Robotics team builds path to state meet

The robotics team competed at the State UIL Robotic Meet Dec. 8-10.

After months of daily preparation, hours of whirring motors and undergoing multiple interviews, the robotics team placed 12th overall out of 73 total groups at the State UIL Robotics Meet Dec. 8-10.

The team presented a robot built to farm simulated crops, a marketing presentation, a research paper in notebook format and an exhibit showing the process used in creating the robot. The group is coached by career and tech education teacher Bill Troyer.

“I really think we may have been able to get first, but in the eighth and final round after picking tomatoes, the robot just died,” Troyer said. “Somehow, we lost power between the cortex (brain) and the battery, so we just had to sit there the rest of the round. No points. I’m still proud of how we did.”

This is the first year for the robotics team to go to the UIL State Robotics Meet and the second year for the UIL Robotics pilot. The team competed last year in other contests.

“I was really happy,” sophomore and head programmer Jonah Ramirez said. “I was glad for the improvement from last year.”

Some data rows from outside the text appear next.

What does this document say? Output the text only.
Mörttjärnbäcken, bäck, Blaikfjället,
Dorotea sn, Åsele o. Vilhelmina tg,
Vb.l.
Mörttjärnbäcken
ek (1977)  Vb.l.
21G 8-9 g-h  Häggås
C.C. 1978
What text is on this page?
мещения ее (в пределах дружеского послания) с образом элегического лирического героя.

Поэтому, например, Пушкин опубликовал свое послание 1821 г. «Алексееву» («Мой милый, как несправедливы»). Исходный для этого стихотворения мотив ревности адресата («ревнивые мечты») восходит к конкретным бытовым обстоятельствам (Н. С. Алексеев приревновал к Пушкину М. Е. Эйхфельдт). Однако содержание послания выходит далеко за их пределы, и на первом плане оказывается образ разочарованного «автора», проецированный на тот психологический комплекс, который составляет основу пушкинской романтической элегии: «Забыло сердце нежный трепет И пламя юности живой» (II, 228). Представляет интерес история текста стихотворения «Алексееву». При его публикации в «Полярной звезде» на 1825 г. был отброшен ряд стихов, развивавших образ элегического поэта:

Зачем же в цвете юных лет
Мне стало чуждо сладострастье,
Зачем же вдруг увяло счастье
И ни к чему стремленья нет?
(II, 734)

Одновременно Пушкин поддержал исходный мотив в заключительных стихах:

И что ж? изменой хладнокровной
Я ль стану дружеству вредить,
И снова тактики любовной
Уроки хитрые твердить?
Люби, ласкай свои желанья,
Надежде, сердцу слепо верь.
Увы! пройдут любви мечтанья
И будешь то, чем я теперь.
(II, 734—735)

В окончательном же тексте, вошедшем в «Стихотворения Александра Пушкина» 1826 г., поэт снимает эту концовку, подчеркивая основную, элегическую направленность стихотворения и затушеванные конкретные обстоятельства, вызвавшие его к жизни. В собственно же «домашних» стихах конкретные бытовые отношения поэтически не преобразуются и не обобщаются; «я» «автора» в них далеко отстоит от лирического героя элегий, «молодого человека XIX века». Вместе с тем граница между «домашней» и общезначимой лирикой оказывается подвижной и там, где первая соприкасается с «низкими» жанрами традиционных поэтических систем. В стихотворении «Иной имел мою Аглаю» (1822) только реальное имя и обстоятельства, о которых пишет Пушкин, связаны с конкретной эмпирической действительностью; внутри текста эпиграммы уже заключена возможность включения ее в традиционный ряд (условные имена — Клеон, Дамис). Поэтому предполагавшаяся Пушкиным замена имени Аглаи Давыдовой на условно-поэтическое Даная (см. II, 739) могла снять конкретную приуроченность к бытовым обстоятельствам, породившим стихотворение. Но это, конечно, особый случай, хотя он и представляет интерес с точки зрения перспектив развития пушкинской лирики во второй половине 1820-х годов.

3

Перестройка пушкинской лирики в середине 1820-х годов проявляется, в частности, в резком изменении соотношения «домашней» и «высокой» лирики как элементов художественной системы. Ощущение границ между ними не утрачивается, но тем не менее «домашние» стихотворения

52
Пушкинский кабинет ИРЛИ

The season began Sept. 17, when the team met in Lubbock to gather supplies and receive the theme of the contest, farming. Since then, the team met after school daily until competing at state.

“You have to be willing to put in time,” junior and president Jaime Cruz said. “It’s not just, ‘Oh, I’ll just show up and do whatever.’ It’s ‘I have to show up and actually work,’ because if you don’t, then you don’t get anything done.”

Ramirez said the team requires members with varied skill sets.

“If you want to join, you don’t have to be a genius,” Ramirez said. “We need someone to write the research paper or somebody who’s into marketing to help us with a marketing presentation. It’s not just engineers we need.”

The team won third overall at the West Texas BEST Hub competition Oct. 30, which qualified them for State.

“Sept. 17 was kickoff, and from there we went until Oct. 10 working on the robot and working on things surrounding it,” Cruz said. “The notebook’s due before everything else, and the exhibit we worked on the day before up until then. We had to have videos prepared and interviews sent out so we would know what to say. We would spend 60 hours, a whole week, at someone’s house practicing driving on a course.”

Ramirez said being on the team has taught him the importance of teamwork.

“I’ve learned things I couldn’t have learned anywhere else,” Ramirez said. “We have people who are specialized in different things. I couldn’t do this on my own, there’s no doubt about it.”